Pedro J. Bondaczuk
A chuva tem o poder mágico de despertar melancolia nas pessoas. Nossas emoções ficam aguçadas, receptivas, tensas. É verdade que são cinzentas, são gris como o próprio céu nublado. Mas são mais intensas, mais prolongadas, mais profundas. O tempo úmido facilita a introspecção e faz com que as reminiscências sejam mais vivas, mais presentes e mais abundantes, em especial quando estamos sós e sem muito ou nada que fazer. Pelo menos no meu caso, ocorre dessa maneira. O homem é um ser meteorológico. Talvez esse comportamento, essa influência climática, se deva à mudança na pressão atmosférica. Não posso garantir que seja por isso. Não sei explicar a razão.
Gosto de escrever em dias chuvosos, com a água simulando uma suave canção de ninar ao escorrer mansamente pela calha. Meu poder de concentração torna-se maior. As palavras, frases, sentenças e períodos alinham-se com maior facilidade e coerência. E em geral, com um certo tom de tristeza indefinida, vaga, sem razão objetiva. Aprecio particularmente a chuva mansa, persistente, contínua, que dura horas consecutivas, em especial nos finais de semana, quando não tenho compromissos fora de casa e posso me entregar modorrentamente aos meus textos.
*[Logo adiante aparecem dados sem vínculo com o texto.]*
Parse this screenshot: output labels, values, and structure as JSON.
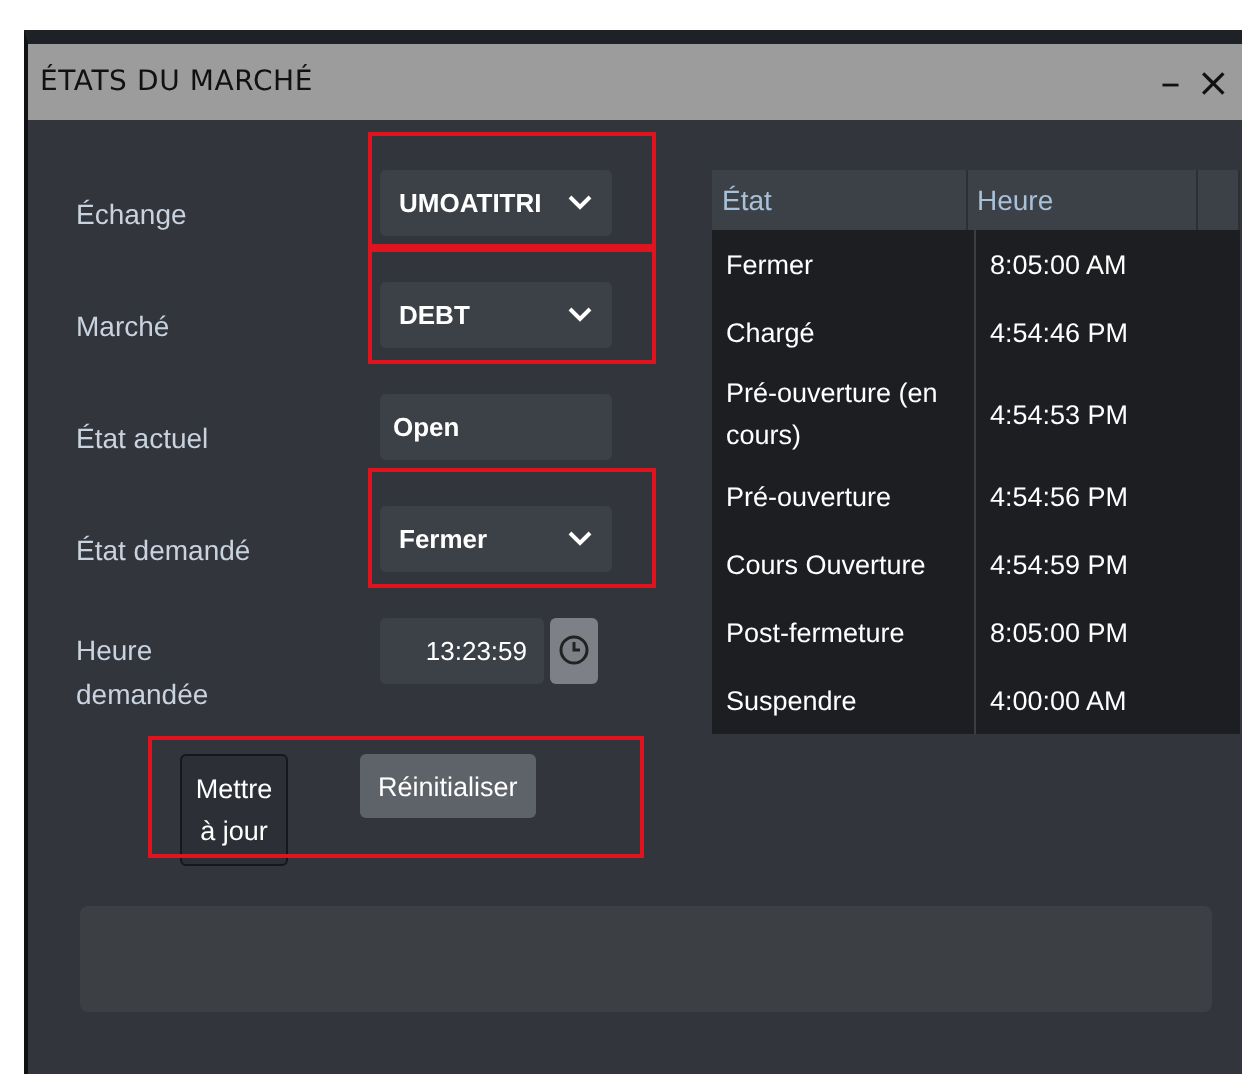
{
  "window": {
    "title": "ÉTATS DU MARCHÉ",
    "controls": [
      "–",
      "×"
    ]
  },
  "form": [
    {
      "kind": "select",
      "label": "Échange",
      "value": "UMOATITRI",
      "highlighted": true
    },
    {
      "kind": "select",
      "label": "Marché",
      "value": "DEBT",
      "highlighted": true
    },
    {
      "kind": "text",
      "label": "État actuel",
      "value": "Open",
      "highlighted": false
    },
    {
      "kind": "select",
      "label": "État demandé",
      "value": "Fermer",
      "highlighted": true
    },
    {
      "kind": "time",
      "label": "Heure demandée",
      "value": "13:23:59",
      "highlighted": false
    }
  ],
  "buttons": {
    "highlighted": true,
    "items": [
      {
        "label": "Mettre à jour",
        "kind": "primary"
      },
      {
        "label": "Réinitialiser",
        "kind": "secondary"
      }
    ]
  },
  "table": {
    "columns": [
      "État",
      "Heure"
    ],
    "rows": [
      {
        "state": "Fermer",
        "time": "8:05:00 AM"
      },
      {
        "state": "Chargé",
        "time": "4:54:46 PM"
      },
      {
        "state": "Pré-ouverture (en cours)",
        "time": "4:54:53 PM"
      },
      {
        "state": "Pré-ouverture",
        "time": "4:54:56 PM"
      },
      {
        "state": "Cours Ouverture",
        "time": "4:54:59 PM"
      },
      {
        "state": "Post-fermeture",
        "time": "8:05:00 PM"
      },
      {
        "state": "Suspendre",
        "time": "4:00:00 AM"
      }
    ]
  }
}
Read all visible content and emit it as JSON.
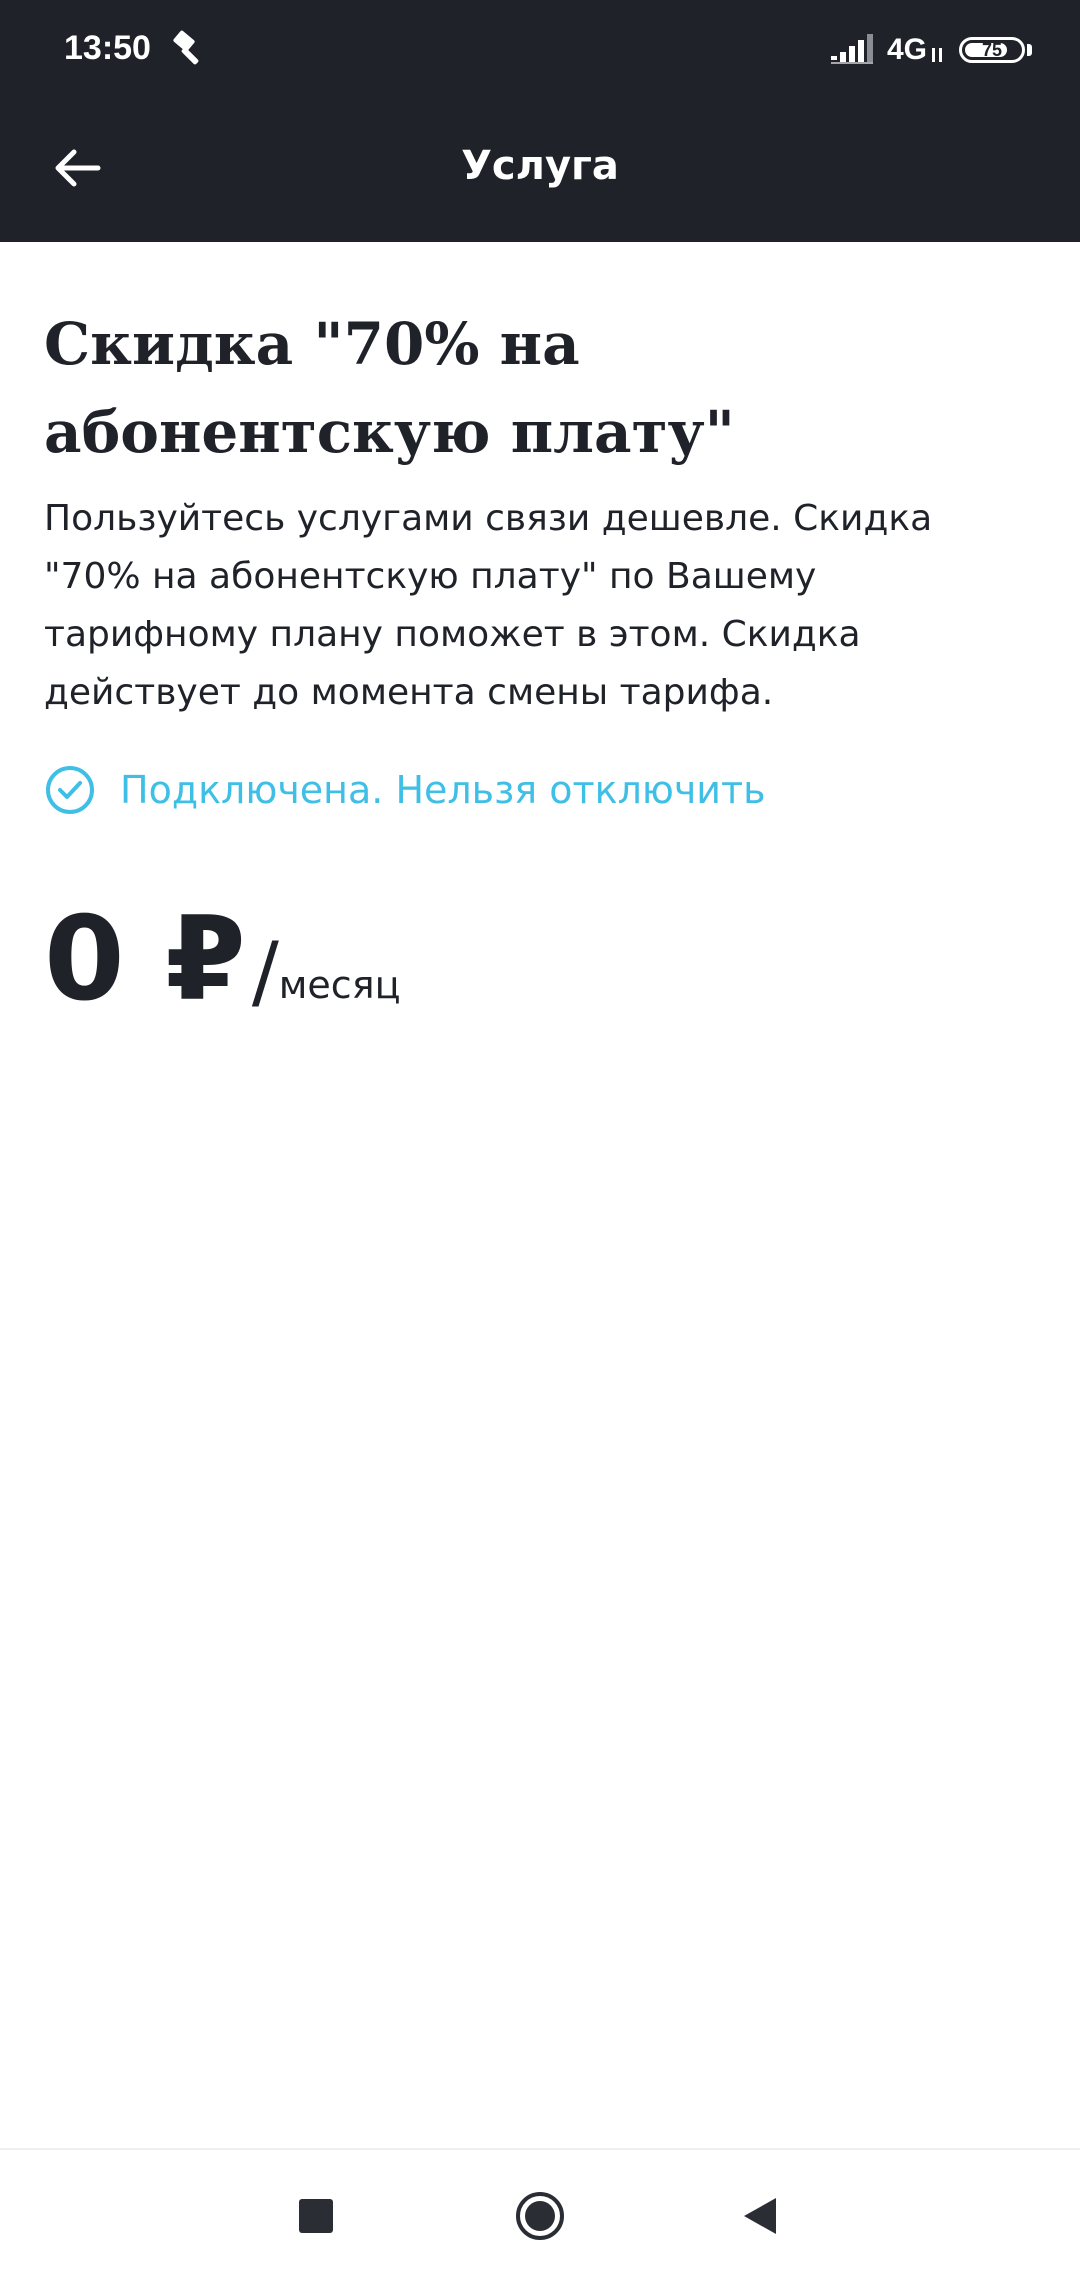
{
  "status_bar": {
    "time": "13:50",
    "network": "4G",
    "battery": "75",
    "icons": [
      "hammer-icon",
      "signal-icon",
      "data-arrows-icon",
      "battery-icon"
    ]
  },
  "app_bar": {
    "title": "Услуга",
    "back_icon": "arrow-left-icon"
  },
  "service": {
    "title": "Скидка \"70% на абонентскую плату\"",
    "description": "Пользуйтесь услугами связи дешевле. Скидка \"70% на абонентскую плату\" по Вашему тарифному плану поможет в этом. Скидка действует до момента смены тарифа.",
    "status": "Подключена. Нельзя отключить",
    "status_icon": "check-circle-icon",
    "status_color": "#3fbfe6"
  },
  "price": {
    "amount": "0 ₽",
    "slash": "/",
    "period": "месяц"
  },
  "nav_bar": {
    "icons": [
      "recents-square-icon",
      "home-circle-icon",
      "back-triangle-icon"
    ]
  },
  "colors": {
    "header_bg": "#1f2229",
    "accent": "#3fbfe6",
    "text": "#1f2229",
    "background": "#ffffff"
  }
}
Mesmo a caminho do serviço, o cenário molhado das casas, das árvores e das ruas tem sobre mim um efeito sedativo, calmante, apaziguador. Evito de conversar com o motorista do veículo que me conduz nessas ocasiões. E o faço não apenas para não lhe desviar a atenção, pois com as pistas escorregadias o risco de acidentes se torna maior, mas para poder meditar, para auscultar as minhas emoções e conversar comigo mesmo. Meu senso de observação fica mais aguçado. Olho pessoas atravessando, apressadas, guarda-chuvas nas mãos, as movimentadas avenidas campineiras. O que será que lhes vai pela alma? , questiono. Talvez nada. Talvez muito. Talvez tudo... Uma estudante parada em um ponto de ônibus leva um banho de água suja e lama à passagem de um carro junto à sarjeta onde há enxurrada. Percebe-se que o gesto foi proposital. Palavrões são ditos pela pedestre. Riso de zombaria do motorista.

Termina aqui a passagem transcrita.